The huge difference between the average scores and the maximum scores for each epoch are completely due to luck. It will randomly shoot down a passing mothership which give over 300 points each. Due to the way that the image is cropped while fed to the agent, it cannot actually see the mothership though, so it being able to shoot it down is most likely just due to luck (unless it managed to find the pattern of when they appear and from which direction, something I can't rule out).

DeepMind's version did not do that well either, but clearly better than this one. 

Highest observed score: 925 (shot two motherships)


Enduro is my favourite game to watch it play in. Its style is very non-human, combining super-human reflexes in some parts and parts where it just doesn't know what to do. 

It takes ages for it just to get any points at all in this game (almost 30 epochs). This is because points here are gotten by passing cars, and you need to keep the accelerator pressed for quite a few frames in a row to gather enough speed to pass a car. This is something that isn't likely to happen with random joystick movements. Once it learns to do that though, it quickly gets to very high scores, learning to dodge cars at very high speed in quite different-looking environments.

It never learns what to do in the bright/glare/snow/whatever-it-is stage though, where it just waits it out or goes full tilt till it slams into the car in front of it. It is the only stage where the background is brighter than the objects to avoid, so it is understandable for it to have trouble transferring the learning from the other sections. It also learnt that you cannot gain or lose places while the flags are waving in between levels, so it doesn't even try while they are being shown.

The high scores here track the average. Enduro takes ages to play so most of the time only one game fits in a testing epoch (10,000 frames).

When running without the 10,000 frames limit, I observed a run scoring 1080. It is part of the video below. It goes for over 7 minutes at 2x normal speed.


I didn't think the code would learn to play Seaquest because, unlike in all the other games in this page, all 18 actions are available (ie up-left, up, up-right, left, neutral, right, bottom-left, bottom, bottom-right, then each again but with the button pressed), which means that picking the right one is harder. It does learn to play it, though, in a very shallow sense.

It progressively gets better at hunting down sharks and at avoiding crashing into them, all the time ignoring the divers. It gets very good at that, but it never goes up for air so it keeps dying due to lack of oxygen. Eventually, it discovers that going up for air means getting points for rescued divers. This seems to have a negative effect on its agility though and it starts crashing into everything, and its scores get hammered.

Its best runs are in that short period were it is losing its basic skills but it has learnt about surfacing. The highest score I observed was 4000. It is included in the video below.


It learns to cover the first level very efficiently. The second level is a slightly different colour though, so that trips it up. It manages to learn to get some points on the second level but that seems to have a negative effect on its proficiency on the first level. I left it training for a while to see if it'd make the jump but no cigar.
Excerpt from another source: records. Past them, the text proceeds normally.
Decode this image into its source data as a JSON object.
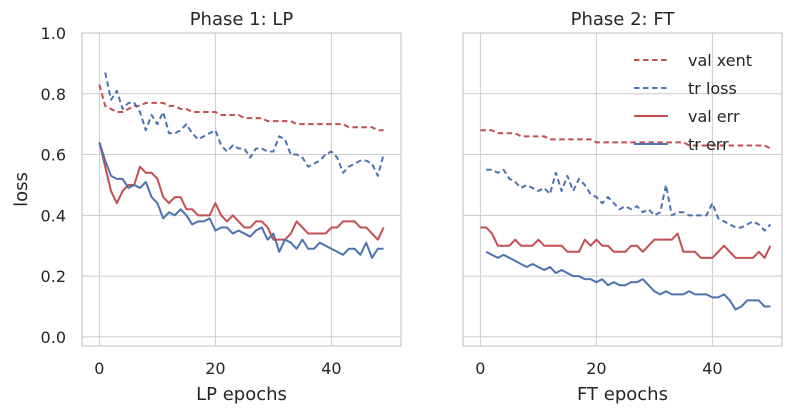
{
  "chart_data": [
    {
      "type": "line",
      "title": "Phase 1: LP",
      "xlabel": "LP epochs",
      "ylabel": "loss",
      "xlim": [
        -3,
        52
      ],
      "ylim": [
        -0.03,
        1.0
      ],
      "xticks": [
        0,
        20,
        40
      ],
      "yticks": [
        0.0,
        0.2,
        0.4,
        0.6,
        0.8,
        1.0
      ],
      "ytick_labels": [
        "0.0",
        "0.2",
        "0.4",
        "0.6",
        "0.8",
        "1.0"
      ],
      "grid": true,
      "series": [
        {
          "key": "val_xent",
          "color": "#c44e52",
          "dash": "dashed",
          "x": [
            0,
            1,
            2,
            3,
            4,
            5,
            6,
            7,
            8,
            9,
            10,
            11,
            12,
            13,
            14,
            15,
            16,
            17,
            18,
            19,
            20,
            21,
            22,
            23,
            24,
            25,
            26,
            27,
            28,
            29,
            30,
            31,
            32,
            33,
            34,
            35,
            36,
            37,
            38,
            39,
            40,
            41,
            42,
            43,
            44,
            45,
            46,
            47,
            48,
            49
          ],
          "values": [
            0.83,
            0.76,
            0.75,
            0.74,
            0.74,
            0.75,
            0.76,
            0.76,
            0.77,
            0.77,
            0.77,
            0.77,
            0.76,
            0.76,
            0.75,
            0.75,
            0.74,
            0.74,
            0.74,
            0.74,
            0.74,
            0.73,
            0.73,
            0.73,
            0.73,
            0.72,
            0.72,
            0.72,
            0.72,
            0.71,
            0.71,
            0.71,
            0.71,
            0.71,
            0.7,
            0.7,
            0.7,
            0.7,
            0.7,
            0.7,
            0.7,
            0.7,
            0.7,
            0.69,
            0.69,
            0.69,
            0.69,
            0.69,
            0.68,
            0.68
          ]
        },
        {
          "key": "tr_loss",
          "color": "#4c72b0",
          "dash": "dashed",
          "x": [
            1,
            2,
            3,
            4,
            5,
            6,
            7,
            8,
            9,
            10,
            11,
            12,
            13,
            14,
            15,
            16,
            17,
            18,
            19,
            20,
            21,
            22,
            23,
            24,
            25,
            26,
            27,
            28,
            29,
            30,
            31,
            32,
            33,
            34,
            35,
            36,
            37,
            38,
            39,
            40,
            41,
            42,
            43,
            44,
            45,
            46,
            47,
            48,
            49
          ],
          "values": [
            0.87,
            0.78,
            0.81,
            0.75,
            0.77,
            0.77,
            0.74,
            0.68,
            0.73,
            0.7,
            0.74,
            0.67,
            0.67,
            0.68,
            0.7,
            0.67,
            0.65,
            0.66,
            0.67,
            0.68,
            0.63,
            0.61,
            0.63,
            0.62,
            0.62,
            0.59,
            0.62,
            0.62,
            0.61,
            0.61,
            0.66,
            0.65,
            0.6,
            0.6,
            0.59,
            0.56,
            0.57,
            0.58,
            0.6,
            0.61,
            0.59,
            0.54,
            0.56,
            0.57,
            0.58,
            0.58,
            0.57,
            0.53,
            0.6
          ]
        },
        {
          "key": "val_err",
          "color": "#c44e52",
          "dash": "solid",
          "x": [
            0,
            1,
            2,
            3,
            4,
            5,
            6,
            7,
            8,
            9,
            10,
            11,
            12,
            13,
            14,
            15,
            16,
            17,
            18,
            19,
            20,
            21,
            22,
            23,
            24,
            25,
            26,
            27,
            28,
            29,
            30,
            31,
            32,
            33,
            34,
            35,
            36,
            37,
            38,
            39,
            40,
            41,
            42,
            43,
            44,
            45,
            46,
            47,
            48,
            49
          ],
          "values": [
            0.64,
            0.56,
            0.48,
            0.44,
            0.48,
            0.5,
            0.5,
            0.56,
            0.54,
            0.54,
            0.52,
            0.46,
            0.44,
            0.46,
            0.46,
            0.42,
            0.42,
            0.4,
            0.4,
            0.4,
            0.44,
            0.4,
            0.38,
            0.4,
            0.38,
            0.36,
            0.36,
            0.38,
            0.38,
            0.36,
            0.32,
            0.32,
            0.32,
            0.34,
            0.38,
            0.36,
            0.34,
            0.34,
            0.34,
            0.34,
            0.36,
            0.36,
            0.38,
            0.38,
            0.38,
            0.36,
            0.36,
            0.34,
            0.32,
            0.36
          ]
        },
        {
          "key": "tr_err",
          "color": "#4c72b0",
          "dash": "solid",
          "x": [
            0,
            1,
            2,
            3,
            4,
            5,
            6,
            7,
            8,
            9,
            10,
            11,
            12,
            13,
            14,
            15,
            16,
            17,
            18,
            19,
            20,
            21,
            22,
            23,
            24,
            25,
            26,
            27,
            28,
            29,
            30,
            31,
            32,
            33,
            34,
            35,
            36,
            37,
            38,
            39,
            40,
            41,
            42,
            43,
            44,
            45,
            46,
            47,
            48,
            49
          ],
          "values": [
            0.64,
            0.58,
            0.53,
            0.52,
            0.52,
            0.49,
            0.5,
            0.49,
            0.51,
            0.46,
            0.44,
            0.39,
            0.41,
            0.4,
            0.42,
            0.4,
            0.37,
            0.38,
            0.38,
            0.39,
            0.35,
            0.36,
            0.36,
            0.34,
            0.35,
            0.34,
            0.33,
            0.35,
            0.36,
            0.32,
            0.34,
            0.28,
            0.32,
            0.31,
            0.29,
            0.32,
            0.29,
            0.29,
            0.31,
            0.3,
            0.29,
            0.28,
            0.27,
            0.29,
            0.29,
            0.27,
            0.31,
            0.26,
            0.29,
            0.29
          ]
        }
      ]
    },
    {
      "type": "line",
      "title": "Phase 2: FT",
      "xlabel": "FT epochs",
      "ylabel": "",
      "xlim": [
        -3,
        52
      ],
      "ylim": [
        -0.03,
        1.0
      ],
      "xticks": [
        0,
        20,
        40
      ],
      "yticks": [
        0.0,
        0.2,
        0.4,
        0.6,
        0.8,
        1.0
      ],
      "grid": true,
      "legend": {
        "placement": "top-right",
        "entries": [
          {
            "label": "val xent",
            "series": "val_xent"
          },
          {
            "label": "tr loss",
            "series": "tr_loss"
          },
          {
            "label": "val err",
            "series": "val_err"
          },
          {
            "label": "tr err",
            "series": "tr_err"
          }
        ]
      },
      "series": [
        {
          "key": "val_xent",
          "color": "#c44e52",
          "dash": "dashed",
          "x": [
            0,
            1,
            2,
            3,
            4,
            5,
            6,
            7,
            8,
            9,
            10,
            11,
            12,
            13,
            14,
            15,
            16,
            17,
            18,
            19,
            20,
            21,
            22,
            23,
            24,
            25,
            26,
            27,
            28,
            29,
            30,
            31,
            32,
            33,
            34,
            35,
            36,
            37,
            38,
            39,
            40,
            41,
            42,
            43,
            44,
            45,
            46,
            47,
            48,
            49,
            50
          ],
          "values": [
            0.68,
            0.68,
            0.68,
            0.67,
            0.67,
            0.67,
            0.67,
            0.66,
            0.66,
            0.66,
            0.66,
            0.66,
            0.65,
            0.65,
            0.65,
            0.65,
            0.65,
            0.65,
            0.65,
            0.65,
            0.64,
            0.64,
            0.64,
            0.64,
            0.64,
            0.64,
            0.64,
            0.64,
            0.64,
            0.64,
            0.64,
            0.64,
            0.64,
            0.64,
            0.64,
            0.64,
            0.63,
            0.63,
            0.63,
            0.63,
            0.63,
            0.63,
            0.63,
            0.63,
            0.63,
            0.63,
            0.63,
            0.63,
            0.63,
            0.63,
            0.62
          ]
        },
        {
          "key": "tr_loss",
          "color": "#4c72b0",
          "dash": "dashed",
          "x": [
            1,
            2,
            3,
            4,
            5,
            6,
            7,
            8,
            9,
            10,
            11,
            12,
            13,
            14,
            15,
            16,
            17,
            18,
            19,
            20,
            21,
            22,
            23,
            24,
            25,
            26,
            27,
            28,
            29,
            30,
            31,
            32,
            33,
            34,
            35,
            36,
            37,
            38,
            39,
            40,
            41,
            42,
            43,
            44,
            45,
            46,
            47,
            48,
            49,
            50
          ],
          "values": [
            0.55,
            0.55,
            0.54,
            0.55,
            0.52,
            0.51,
            0.49,
            0.5,
            0.49,
            0.48,
            0.49,
            0.47,
            0.54,
            0.48,
            0.53,
            0.48,
            0.52,
            0.5,
            0.47,
            0.46,
            0.44,
            0.46,
            0.44,
            0.42,
            0.43,
            0.42,
            0.43,
            0.41,
            0.42,
            0.4,
            0.41,
            0.5,
            0.4,
            0.41,
            0.41,
            0.4,
            0.4,
            0.4,
            0.4,
            0.44,
            0.39,
            0.38,
            0.37,
            0.36,
            0.36,
            0.37,
            0.38,
            0.37,
            0.35,
            0.37
          ]
        },
        {
          "key": "val_err",
          "color": "#c44e52",
          "dash": "solid",
          "x": [
            0,
            1,
            2,
            3,
            4,
            5,
            6,
            7,
            8,
            9,
            10,
            11,
            12,
            13,
            14,
            15,
            16,
            17,
            18,
            19,
            20,
            21,
            22,
            23,
            24,
            25,
            26,
            27,
            28,
            29,
            30,
            31,
            32,
            33,
            34,
            35,
            36,
            37,
            38,
            39,
            40,
            41,
            42,
            43,
            44,
            45,
            46,
            47,
            48,
            49,
            50
          ],
          "values": [
            0.36,
            0.36,
            0.34,
            0.3,
            0.3,
            0.3,
            0.32,
            0.3,
            0.3,
            0.3,
            0.32,
            0.3,
            0.3,
            0.3,
            0.3,
            0.28,
            0.28,
            0.28,
            0.32,
            0.3,
            0.32,
            0.3,
            0.3,
            0.28,
            0.28,
            0.28,
            0.3,
            0.3,
            0.28,
            0.3,
            0.32,
            0.32,
            0.32,
            0.32,
            0.34,
            0.28,
            0.28,
            0.28,
            0.26,
            0.26,
            0.26,
            0.28,
            0.3,
            0.28,
            0.26,
            0.26,
            0.26,
            0.26,
            0.28,
            0.26,
            0.3
          ]
        },
        {
          "key": "tr_err",
          "color": "#4c72b0",
          "dash": "solid",
          "x": [
            1,
            2,
            3,
            4,
            5,
            6,
            7,
            8,
            9,
            10,
            11,
            12,
            13,
            14,
            15,
            16,
            17,
            18,
            19,
            20,
            21,
            22,
            23,
            24,
            25,
            26,
            27,
            28,
            29,
            30,
            31,
            32,
            33,
            34,
            35,
            36,
            37,
            38,
            39,
            40,
            41,
            42,
            43,
            44,
            45,
            46,
            47,
            48,
            49,
            50
          ],
          "values": [
            0.28,
            0.27,
            0.26,
            0.27,
            0.26,
            0.25,
            0.24,
            0.23,
            0.24,
            0.23,
            0.22,
            0.23,
            0.21,
            0.22,
            0.21,
            0.2,
            0.2,
            0.19,
            0.19,
            0.18,
            0.19,
            0.17,
            0.18,
            0.17,
            0.17,
            0.18,
            0.18,
            0.19,
            0.17,
            0.15,
            0.14,
            0.15,
            0.14,
            0.14,
            0.14,
            0.15,
            0.14,
            0.14,
            0.14,
            0.13,
            0.13,
            0.14,
            0.12,
            0.09,
            0.1,
            0.12,
            0.12,
            0.12,
            0.1,
            0.1
          ]
        }
      ]
    }
  ]
}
Highest score I observed was 5600.


  1. HI, does anyone knows how many neurons and how many layers are in this network ? I couldn't find this information anywhere.

    Also, what is the structure of the network ? where can I see the connectivity of the neurons inside ?

    I'm very interesting about that,


    1. The description of the network is in the paper linked to at the top (, click on PDF). Top of page 6 there.

      "The input to the neural network consists is an 84 × 84 × 4 image produced by φ. The first hidden layer convolves 16 8 × 8 filters with stride 4 with the input image and applies a rectifier nonlinearity [10, 18]. The second hidden layer convolves 32 4 × 4 filters with stride 2, again followed by a rectifier nonlinearity. The final hidden layer is fully-connected and consists of 256 rectifier units. The output layer is a fully-connected linear layer with a single output for each valid action."